Countrywide Surveying Services has recruited 60 new trainee surveyors weeks after launching its new training scheme.
The firm plans to take on another 30 applicants in January 2014, taking the total to 90.
After completing their training, which will take between six and eight months, trainees will then be eligible for associate membership of the Royal Institution of Chartered Surveyors.
Applicants must have fours years residential property experience or be degree qualified and have worked in the property industry for two years.
Countrywide Surveying Services managing director Paul Chapman says: “It is clear from the huge response we received for a place on our programme that there is high demand for jobs and careers in the residential surveying industry.
“Encouraging new blood into the surveying profession is key to unlocking the surveyor capacity issue and we are pleased to be at the forefront of recruiting, training and developing talented individuals who are keen to develop a career as a professional surveyor.”
The new recruits have come on board at a time when the surveying sector has been dogged by huge service delays – the extent of which was revealed by Mortgage Strategy – with some firms having to turn away business.
In June Mortgage Strategy mystery shopped three of the UK’s biggest valuation firms to investigate complaints from brokers who were experiencing major delays instructing valuers in London.
Posing as a borrower, Mortgage Strategy contacted three surveyors – Colleys, e.surv and Connells – to ask how long it would take to get a homebuyer report and, separately, a less detailed valuation done on a property in SW15, with a mortgage from Halifax. Countrywide were unavailable at the time.

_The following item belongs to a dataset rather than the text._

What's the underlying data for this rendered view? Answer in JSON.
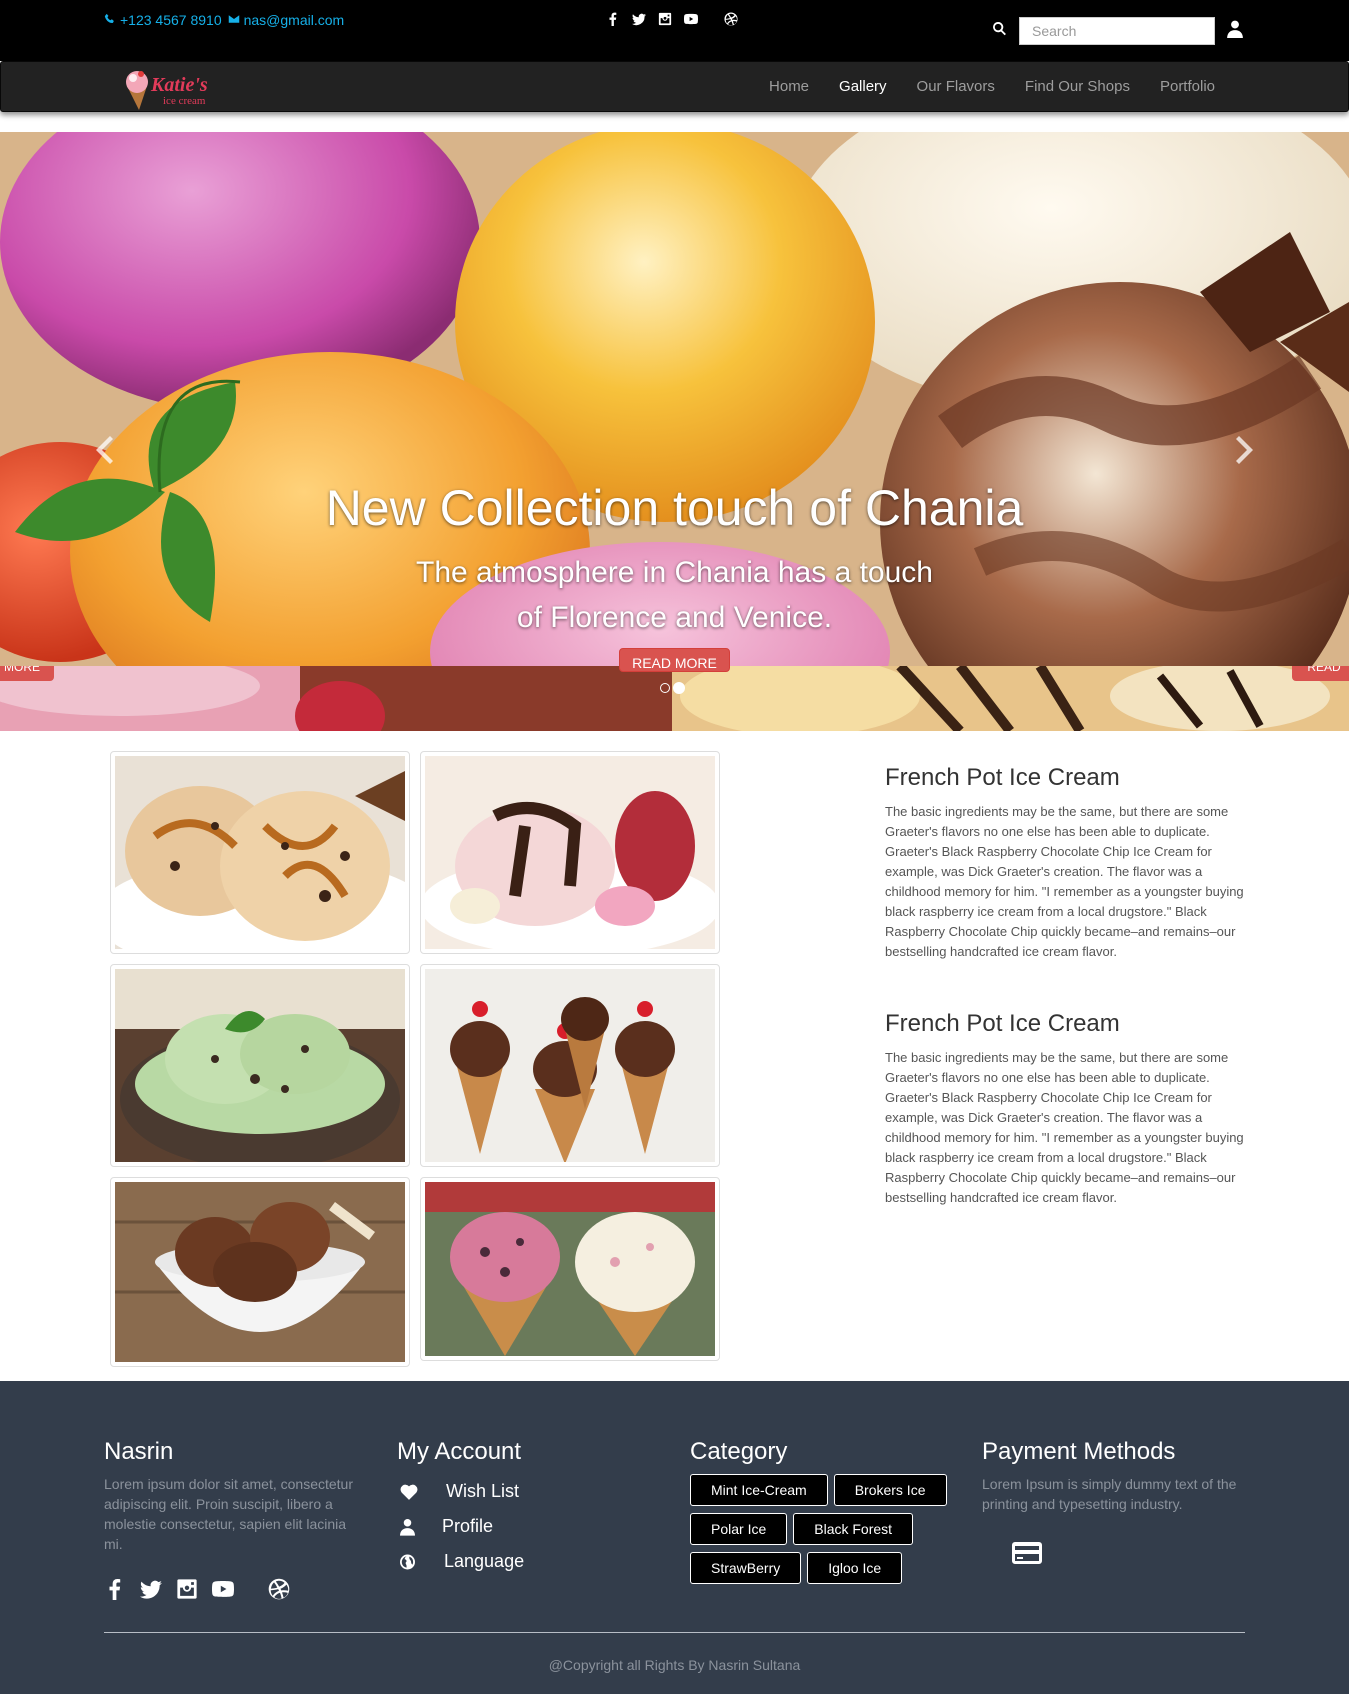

Connells and e.surv revealed that they were currently “on hold” in SW15, meaning they were not accepting new instructions. A customer service representative for Colleys revealed that it was booked up until the first week of July and then its surveyor was off for two weeks, so it was not available until the 22 July.
In the main brokers blamed the delays on a lack of valuers. But RICS hit back and argued that there were enough valuers but because lenders were “squeezing” fees valuers were turning down unprofitable work. The body also blamed high professional indemnity insurance premiums as a result of “unsubstantiated” negligence claims from lenders.
In terms of valuer numbers there are currently 8,500 residential valuers registered, of which 5,500 list residential valuation as their primary activity, and around 2,000 of which work for the largest 20 firms in the UK.
Mortgage Strategy subsequently revealed RICS planned to launch an independent commission to determine the cause of the delays, the findings of which will be published in November.